Wiecie, kto Was odwiedzał na Facebooku?
Od kiedy istnieje Facebook, umysły korzystających z niego osób napełniało pragnienie: „Ach, gdybym tak mógł/a zobaczyć, kto przeglądał mój profil?”. Niestety (albo i stety, zależy od punktu widzenia) uzyskanie tej informacji, podobnie jak edycja tweeta (a tu akurat szkoda) pozostaje w sferze marzeń. I na tym marzeniu właśnie żerują oszuści, sugerując, że mają dla Was narzędzie, które pozwala śledzić, kto Was odwiedzał w sieci! Jeśli ktoś Wam tak pisze – kłamie.
Zaczyna się od statusu znajomego. Do nas akurat trafił taki w obcym języku, koleżanka jednego z naszych ekspertów mieszka poza Polską i to u niej coś takiego mu się pokazało. A dokładnie – został w poniższym poście znajomej jednym z oznaczonych.
Nie bylibyśmy sobą, gdybyśmy nie zajrzeli pod adres hxxps://www.viewingmeter.com/en/. Domena założona dzisiaj, delegacja na serwery DNS w strefie Federacji Rosyjskiej.
To jednak można zobaczyć, kto odwiedzał moje konto? Kto by nie poszedł za taką pokusą! Kliknijmy, zobaczmy listę!

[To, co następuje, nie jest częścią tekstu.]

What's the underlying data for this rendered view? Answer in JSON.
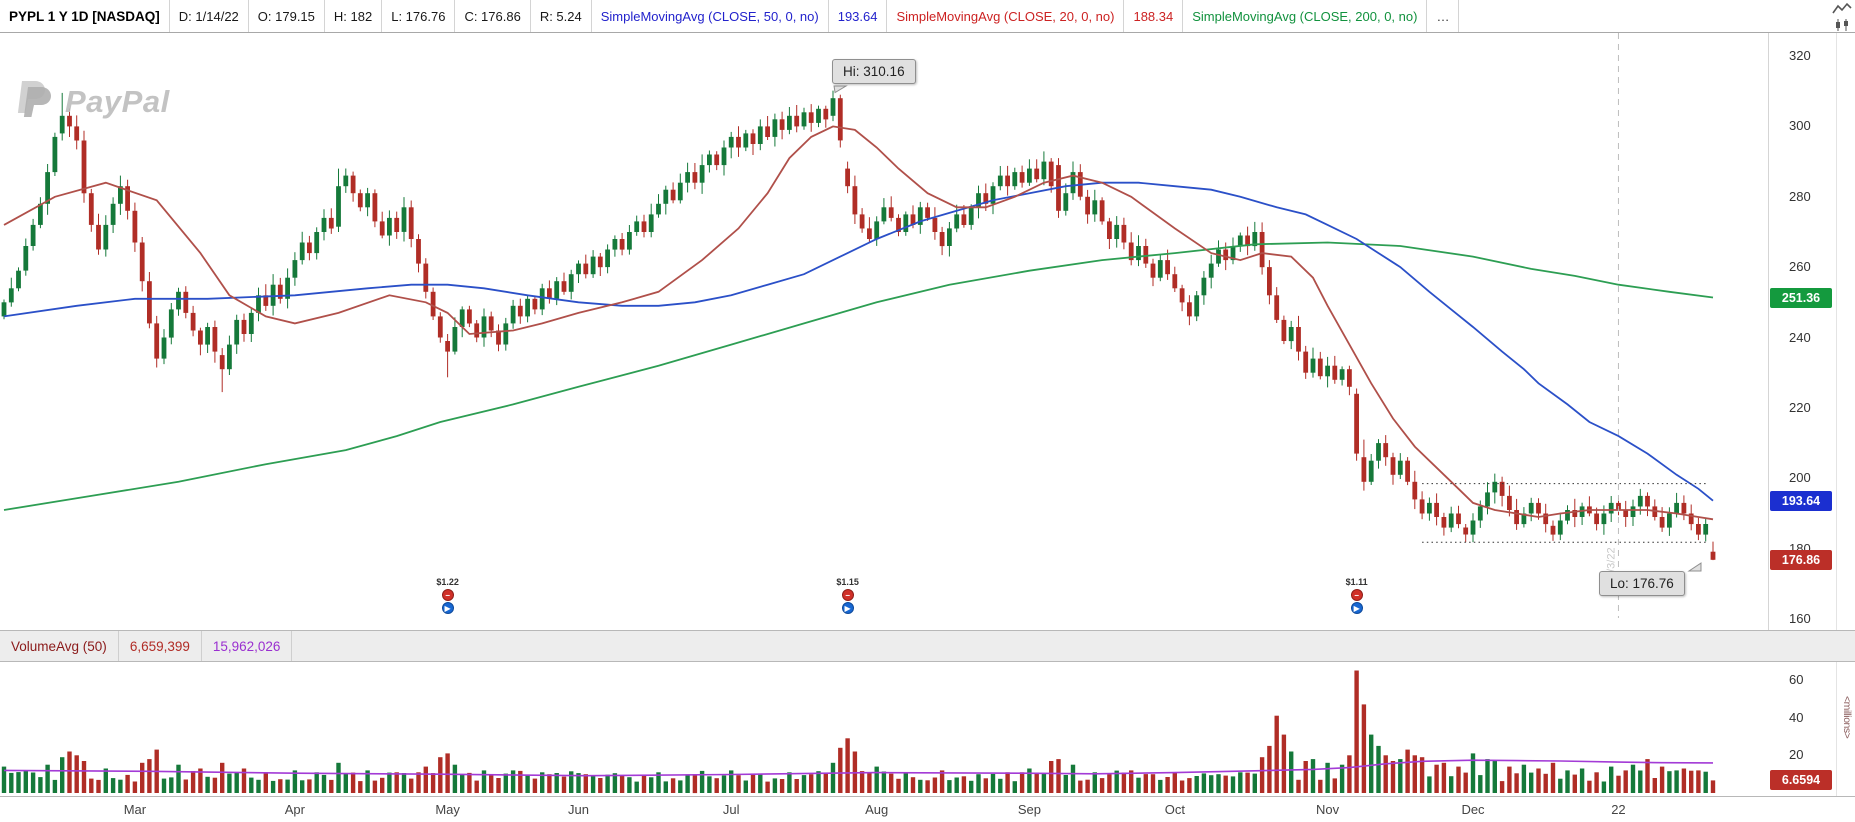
{
  "toolbar": {
    "items": [
      {
        "label": "PYPL 1 Y 1D [NASDAQ]",
        "color": "#000000",
        "bold": true
      },
      {
        "label": "D: 1/14/22",
        "color": "#181818"
      },
      {
        "label": "O: 179.15",
        "color": "#181818"
      },
      {
        "label": "H: 182",
        "color": "#181818"
      },
      {
        "label": "L: 176.76",
        "color": "#181818"
      },
      {
        "label": "C: 176.86",
        "color": "#181818"
      },
      {
        "label": "R: 5.24",
        "color": "#181818"
      },
      {
        "label": "SimpleMovingAvg (CLOSE, 50, 0, no)",
        "color": "#2222cc"
      },
      {
        "label": "193.64",
        "color": "#2222cc"
      },
      {
        "label": "SimpleMovingAvg (CLOSE, 20, 0, no)",
        "color": "#cc2222"
      },
      {
        "label": "188.34",
        "color": "#cc2222"
      },
      {
        "label": "SimpleMovingAvg (CLOSE, 200, 0, no)",
        "color": "#12923e"
      },
      {
        "label": "…",
        "color": "#333333"
      }
    ]
  },
  "watermark": {
    "text": "PayPal"
  },
  "chart_data": {
    "type": "candlestick",
    "symbol": "PYPL",
    "timeframe": "1 Y 1D",
    "exchange": "NASDAQ",
    "last": {
      "date": "1/14/22",
      "open": 179.15,
      "high": 182,
      "low": 176.76,
      "close": 176.86,
      "range": 5.24
    },
    "price_axis": {
      "ticks": [
        320,
        300,
        280,
        260,
        240,
        220,
        200,
        180,
        160
      ]
    },
    "x_axis": {
      "months": [
        {
          "label": "Mar",
          "day": 18
        },
        {
          "label": "Apr",
          "day": 40
        },
        {
          "label": "May",
          "day": 61
        },
        {
          "label": "Jun",
          "day": 79
        },
        {
          "label": "Jul",
          "day": 100
        },
        {
          "label": "Aug",
          "day": 120
        },
        {
          "label": "Sep",
          "day": 141
        },
        {
          "label": "Oct",
          "day": 161
        },
        {
          "label": "Nov",
          "day": 182
        },
        {
          "label": "Dec",
          "day": 202
        },
        {
          "label": "22",
          "day": 222
        }
      ]
    },
    "hi_annotation": {
      "label": "Hi: 310.16",
      "day": 114,
      "price": 310.16
    },
    "lo_annotation": {
      "label": "Lo: 176.76",
      "day": 235,
      "price": 176.76
    },
    "closes": [
      250,
      254,
      259,
      266,
      272,
      278,
      287,
      297,
      303,
      300,
      296,
      281,
      272,
      265,
      272,
      278,
      283,
      276,
      267,
      256,
      244,
      234,
      240,
      248,
      253,
      247,
      242,
      238,
      243,
      236,
      231,
      238,
      245,
      241,
      247,
      252,
      249,
      255,
      251,
      257,
      262,
      267,
      264,
      270,
      274,
      271,
      283,
      286,
      281,
      277,
      281,
      273,
      269,
      274,
      270,
      277,
      268,
      261,
      253,
      246,
      240,
      236,
      243,
      248,
      244,
      240,
      246,
      242,
      238,
      244,
      249,
      246,
      251,
      248,
      254,
      251,
      256,
      253,
      258,
      261,
      258,
      263,
      260,
      265,
      268,
      265,
      270,
      273,
      270,
      275,
      278,
      282,
      279,
      284,
      287,
      284,
      289,
      292,
      289,
      294,
      297,
      294,
      298,
      295,
      300,
      297,
      302,
      299,
      303,
      300,
      304,
      301,
      305,
      302,
      308,
      296,
      283,
      275,
      271,
      268,
      273,
      277,
      274,
      270,
      275,
      272,
      277,
      274,
      270,
      266,
      271,
      275,
      272,
      277,
      281,
      278,
      283,
      286,
      283,
      287,
      284,
      288,
      285,
      290,
      283,
      276,
      281,
      287,
      280,
      275,
      279,
      273,
      268,
      272,
      267,
      262,
      266,
      261,
      257,
      262,
      258,
      254,
      250,
      246,
      252,
      257,
      261,
      265,
      262,
      266,
      269,
      266,
      270,
      260,
      252,
      245,
      239,
      243,
      236,
      230,
      234,
      229,
      232,
      228,
      231,
      226,
      207,
      199,
      205,
      210,
      206,
      201,
      205,
      199,
      194,
      190,
      193,
      189,
      186,
      190,
      187,
      184,
      188,
      192,
      196,
      199,
      195,
      191,
      187,
      190,
      193,
      190,
      187,
      184,
      188,
      191,
      189,
      192,
      190,
      187,
      190,
      193,
      191,
      189,
      192,
      195,
      192,
      189,
      186,
      190,
      193,
      190,
      187,
      184,
      187,
      176.86
    ],
    "special_candles": {
      "8": [
        298,
        309.5,
        296,
        303
      ],
      "30": [
        235,
        237,
        224.5,
        231
      ],
      "46": [
        271.5,
        288,
        270,
        283
      ],
      "61": [
        239,
        241,
        228.7,
        236
      ],
      "114": [
        303,
        310.16,
        301.5,
        308
      ],
      "115": [
        308,
        309,
        294,
        296
      ],
      "116": [
        288,
        290,
        281,
        283
      ],
      "145": [
        289,
        291,
        274,
        276
      ],
      "186": [
        224,
        225.5,
        205,
        207
      ],
      "187": [
        206,
        211,
        196.5,
        199
      ],
      "201": [
        186,
        187,
        181.8,
        184
      ],
      "213": [
        186.5,
        188,
        182.2,
        184
      ],
      "235": [
        179.15,
        182,
        176.76,
        176.86
      ]
    },
    "overlays": [
      {
        "name": "SMA200",
        "color": "#2d9e53",
        "value": 251.36,
        "points": [
          [
            0,
            191
          ],
          [
            12,
            195
          ],
          [
            24,
            199
          ],
          [
            36,
            204
          ],
          [
            47,
            208
          ],
          [
            54,
            212
          ],
          [
            60,
            216
          ],
          [
            70,
            221
          ],
          [
            79,
            226
          ],
          [
            90,
            232
          ],
          [
            100,
            238
          ],
          [
            110,
            244
          ],
          [
            120,
            250
          ],
          [
            130,
            255
          ],
          [
            141,
            259
          ],
          [
            151,
            262
          ],
          [
            161,
            264
          ],
          [
            172,
            266.5
          ],
          [
            182,
            267
          ],
          [
            192,
            266
          ],
          [
            202,
            263
          ],
          [
            210,
            259.5
          ],
          [
            216,
            257.5
          ],
          [
            222,
            255
          ],
          [
            229,
            253
          ],
          [
            235,
            251.36
          ]
        ]
      },
      {
        "name": "SMA50",
        "color": "#2b50c8",
        "value": 193.64,
        "points": [
          [
            0,
            246
          ],
          [
            10,
            249
          ],
          [
            18,
            251
          ],
          [
            28,
            251
          ],
          [
            40,
            252
          ],
          [
            50,
            254
          ],
          [
            56,
            255
          ],
          [
            61,
            255
          ],
          [
            66,
            254
          ],
          [
            72,
            252
          ],
          [
            79,
            250
          ],
          [
            85,
            249
          ],
          [
            90,
            249
          ],
          [
            95,
            250
          ],
          [
            100,
            252
          ],
          [
            105,
            255
          ],
          [
            110,
            258
          ],
          [
            115,
            263
          ],
          [
            120,
            268
          ],
          [
            126,
            273
          ],
          [
            131,
            276
          ],
          [
            136,
            279
          ],
          [
            141,
            281
          ],
          [
            146,
            283
          ],
          [
            151,
            284
          ],
          [
            156,
            284
          ],
          [
            161,
            283
          ],
          [
            166,
            282
          ],
          [
            170,
            280
          ],
          [
            175,
            277
          ],
          [
            179,
            275
          ],
          [
            182,
            272
          ],
          [
            186,
            268
          ],
          [
            189,
            264
          ],
          [
            192,
            260
          ],
          [
            196,
            253
          ],
          [
            199,
            248
          ],
          [
            202,
            243
          ],
          [
            206,
            236
          ],
          [
            209,
            231
          ],
          [
            211,
            227
          ],
          [
            215,
            221
          ],
          [
            218,
            216
          ],
          [
            222,
            212
          ],
          [
            226,
            207
          ],
          [
            230,
            201
          ],
          [
            233,
            197
          ],
          [
            235,
            193.64
          ]
        ]
      },
      {
        "name": "SMA20",
        "color": "#b0504a",
        "value": 188.34,
        "points": [
          [
            0,
            272
          ],
          [
            7,
            280
          ],
          [
            14,
            284
          ],
          [
            21,
            279
          ],
          [
            27,
            264
          ],
          [
            31,
            252
          ],
          [
            36,
            246
          ],
          [
            40,
            244
          ],
          [
            46,
            247
          ],
          [
            53,
            252
          ],
          [
            58,
            250
          ],
          [
            61,
            247
          ],
          [
            64,
            241
          ],
          [
            70,
            242
          ],
          [
            74,
            244
          ],
          [
            79,
            247
          ],
          [
            85,
            250
          ],
          [
            90,
            253
          ],
          [
            96,
            262
          ],
          [
            101,
            271
          ],
          [
            105,
            281
          ],
          [
            108,
            291
          ],
          [
            111,
            297
          ],
          [
            114,
            300
          ],
          [
            117,
            299
          ],
          [
            120,
            294
          ],
          [
            123,
            288
          ],
          [
            127,
            281
          ],
          [
            131,
            277
          ],
          [
            135,
            277
          ],
          [
            139,
            280
          ],
          [
            143,
            284
          ],
          [
            147,
            286
          ],
          [
            151,
            284
          ],
          [
            155,
            280
          ],
          [
            161,
            271
          ],
          [
            166,
            264
          ],
          [
            170,
            262
          ],
          [
            173,
            264
          ],
          [
            177,
            263
          ],
          [
            180,
            257
          ],
          [
            182,
            249
          ],
          [
            185,
            238
          ],
          [
            188,
            227
          ],
          [
            191,
            217
          ],
          [
            194,
            209
          ],
          [
            197,
            203
          ],
          [
            200,
            197
          ],
          [
            202,
            193
          ],
          [
            205,
            191
          ],
          [
            208,
            190
          ],
          [
            211,
            189
          ],
          [
            214,
            190
          ],
          [
            218,
            191
          ],
          [
            222,
            191
          ],
          [
            226,
            191
          ],
          [
            230,
            190
          ],
          [
            233,
            189
          ],
          [
            235,
            188.34
          ]
        ]
      }
    ],
    "support_resistance": [
      {
        "price": 198.5,
        "from_day": 195,
        "to_day": 234
      },
      {
        "price": 181.8,
        "from_day": 195,
        "to_day": 234
      }
    ],
    "year_divider": {
      "day": 222,
      "label": "1/3/22"
    },
    "earnings_markers": [
      {
        "day": 61,
        "eps": "$1.22"
      },
      {
        "day": 116,
        "eps": "$1.15"
      },
      {
        "day": 186,
        "eps": "$1.11"
      }
    ],
    "marker_icons": {
      "top": "earnings",
      "top_glyph": "−",
      "bottom": "webcast",
      "bottom_glyph": "▶"
    },
    "price_badges": [
      {
        "name": "sma200-badge",
        "value": "251.36",
        "price": 251.36,
        "color": "#149a3e"
      },
      {
        "name": "sma50-badge",
        "value": "193.64",
        "price": 193.64,
        "color": "#1b2fd0"
      },
      {
        "name": "last-price-badge",
        "value": "176.86",
        "price": 176.86,
        "color": "#bb2f28"
      }
    ],
    "volume": {
      "label": "VolumeAvg (50)",
      "value_red": "6,659,399",
      "value_purple": "15,962,026",
      "axis_ticks": [
        60,
        40,
        20
      ],
      "badge": {
        "value": "6.6594",
        "price": 6.6594,
        "color": "#bb2f28"
      },
      "unit_label": "<millions>",
      "avg_line_points": [
        [
          0,
          12
        ],
        [
          20,
          11.5
        ],
        [
          40,
          10.5
        ],
        [
          60,
          10
        ],
        [
          80,
          9.2
        ],
        [
          100,
          9.8
        ],
        [
          120,
          10.8
        ],
        [
          140,
          10.5
        ],
        [
          150,
          10.2
        ],
        [
          161,
          10.8
        ],
        [
          172,
          11.8
        ],
        [
          180,
          12.5
        ],
        [
          185,
          13.5
        ],
        [
          190,
          15.5
        ],
        [
          195,
          16.8
        ],
        [
          202,
          17.4
        ],
        [
          208,
          17.2
        ],
        [
          214,
          17
        ],
        [
          222,
          16.4
        ],
        [
          228,
          16.1
        ],
        [
          235,
          15.96
        ]
      ],
      "spikes": {
        "0": 14,
        "3": 12,
        "6": 15,
        "8": 19,
        "9": 22,
        "10": 20,
        "11": 17,
        "14": 13,
        "19": 16,
        "20": 18,
        "21": 23,
        "24": 15,
        "27": 13,
        "30": 16,
        "33": 13,
        "36": 11,
        "40": 12,
        "43": 11,
        "46": 16,
        "50": 12,
        "54": 11,
        "58": 14,
        "60": 19,
        "61": 21,
        "62": 15,
        "66": 12,
        "70": 12,
        "75": 10,
        "80": 10,
        "85": 9,
        "90": 11,
        "95": 10,
        "100": 12,
        "104": 10,
        "108": 11,
        "111": 10,
        "114": 16,
        "115": 24,
        "116": 29,
        "117": 22,
        "120": 14,
        "124": 11,
        "129": 12,
        "134": 10,
        "138": 11,
        "141": 13,
        "144": 17,
        "145": 18,
        "147": 15,
        "150": 11,
        "155": 12,
        "158": 10,
        "161": 11,
        "164": 9,
        "167": 10,
        "170": 11,
        "173": 19,
        "174": 25,
        "175": 41,
        "176": 31,
        "177": 22,
        "179": 17,
        "180": 18,
        "182": 16,
        "184": 15,
        "185": 20,
        "186": 65,
        "187": 47,
        "188": 31,
        "189": 25,
        "190": 20,
        "191": 17,
        "192": 18,
        "193": 23,
        "194": 20,
        "195": 19,
        "197": 15,
        "198": 16,
        "200": 14,
        "202": 21,
        "204": 18,
        "205": 17,
        "207": 14,
        "209": 15,
        "211": 13,
        "213": 16,
        "215": 12,
        "217": 13,
        "219": 11,
        "221": 14,
        "223": 12,
        "224": 15,
        "226": 18,
        "228": 14,
        "230": 12,
        "231": 13,
        "233": 12,
        "235": 6.66
      }
    }
  }
}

No jasne, wiemy przecież, że to kwestie prywatności, więc tylko szybko się zalogu…
Cóż. Nie logujmy się. Na pewno nie na stronach o adresach innych, niż domniemana strona docelowa. Jedni z nas w efekcie zapostują na swoich kontach taką „sensacyjną” informację, jak ta na początku tekstu. Inni – być może wyślą do swoich znajomych prośbę o szybką pożyczkę „na BLIKa”. Jeszcze inni mogą się nagle dowiedzieć, że ich fanpage (i/lub) konta są przejęte, a hasła zmienione. Albo nie będą mogli się zalogować do serwisu, do których niefrasobliwie ustawili taki sam login i hasło, jak do Facebooka.
Limitem jest głównie wyobraźnia oszustów.
Nie stań się ich kolejną ofiarą.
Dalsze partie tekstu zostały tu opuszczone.